Historic EVENTS in and around Welland

SLOGANS OF CITY WELCOME SIGNS TO DISAPPEAR

Street Committee Will Blot Out “Drive Fast and See Our Beautiful Jail.”

[The Welland Tribune and Telegraph, 15 February 1923]

              “Silent Policemen” are again to make their appearance on the city streets. The streets are to be flushed in the night instead of in the day as done now, and the “welcome” signs standing at the various entrances to the city are to be “house-cleaned” and re-worded.

             Such are the recommendations that are to be made to city council as a result of a meeting of the Streets Committee held Monday night. These recommendations will be incorporated in the committee’s report to the council and will probably be discussed at tomorrow night’s session.

             The silent policemen are to be installed on Cross and East Main streets, Hellems avenue and East Main, Burgar and East Main streets, North and West main streets, Ross and East Main streets and Cross and Division streets. They will be substantially built with concrete base and will last for a number of years. The silent policemen will be made in Welland.

             This committee claims that the flushing of the streets at night will be much appreciated by the business men in the business sections of the city.

             Visitors to Welland, if the recommendations go through, will no longer be greeted with the words: “Drive slow and see our beautiful city; Drive fast and see our beautiful jail.” Instead the signs placed at the various entrances to the city will say, “Welcome to the City of Welland,” and as the visitor leaves he will read, “Thanks, come again.”

             The signs which are to be placed upright and painted anew will be erected on North, East and West Main streets.

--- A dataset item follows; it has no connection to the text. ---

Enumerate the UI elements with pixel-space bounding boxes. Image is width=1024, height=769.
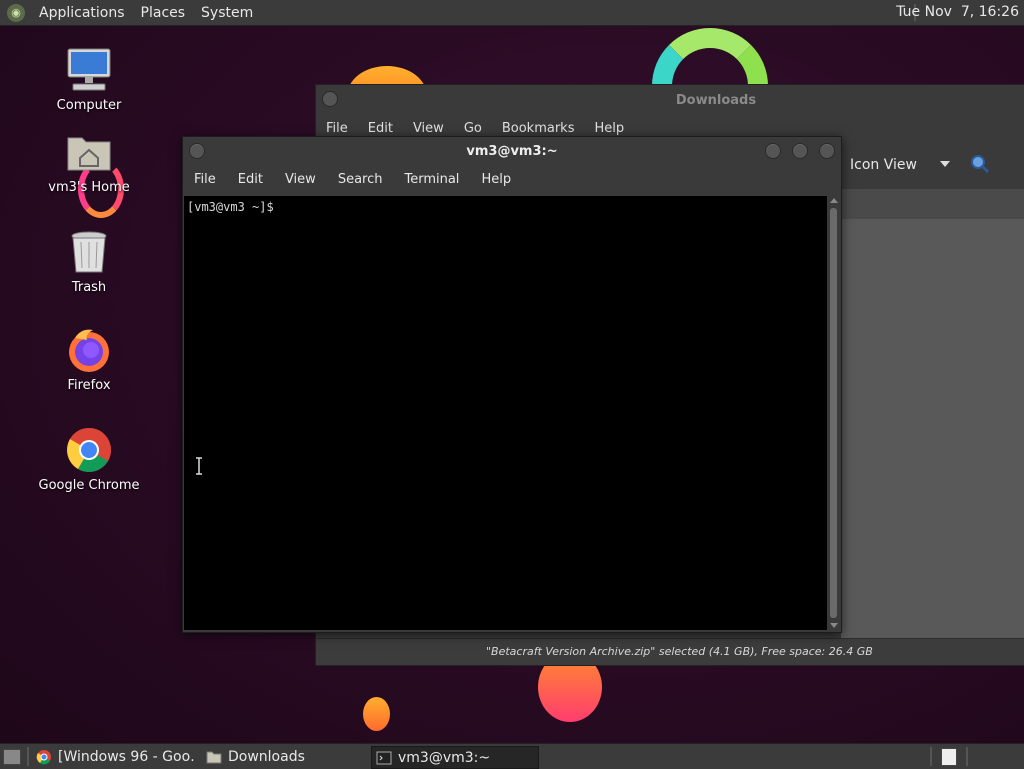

 RAILWAYS WILL HELP BEAUTIFY CITY

              In co-operation with the Horticultural Society’s scheme for the beautification of the city, the Grand Trunk Railway system will in the near future send to Welland an official who will confer with the Society relative to the beautifying of the company’s grounds here. D. Ben Coleman, president of the society, had also received word from the Michigan Central Railway that it intends to improve its grounds.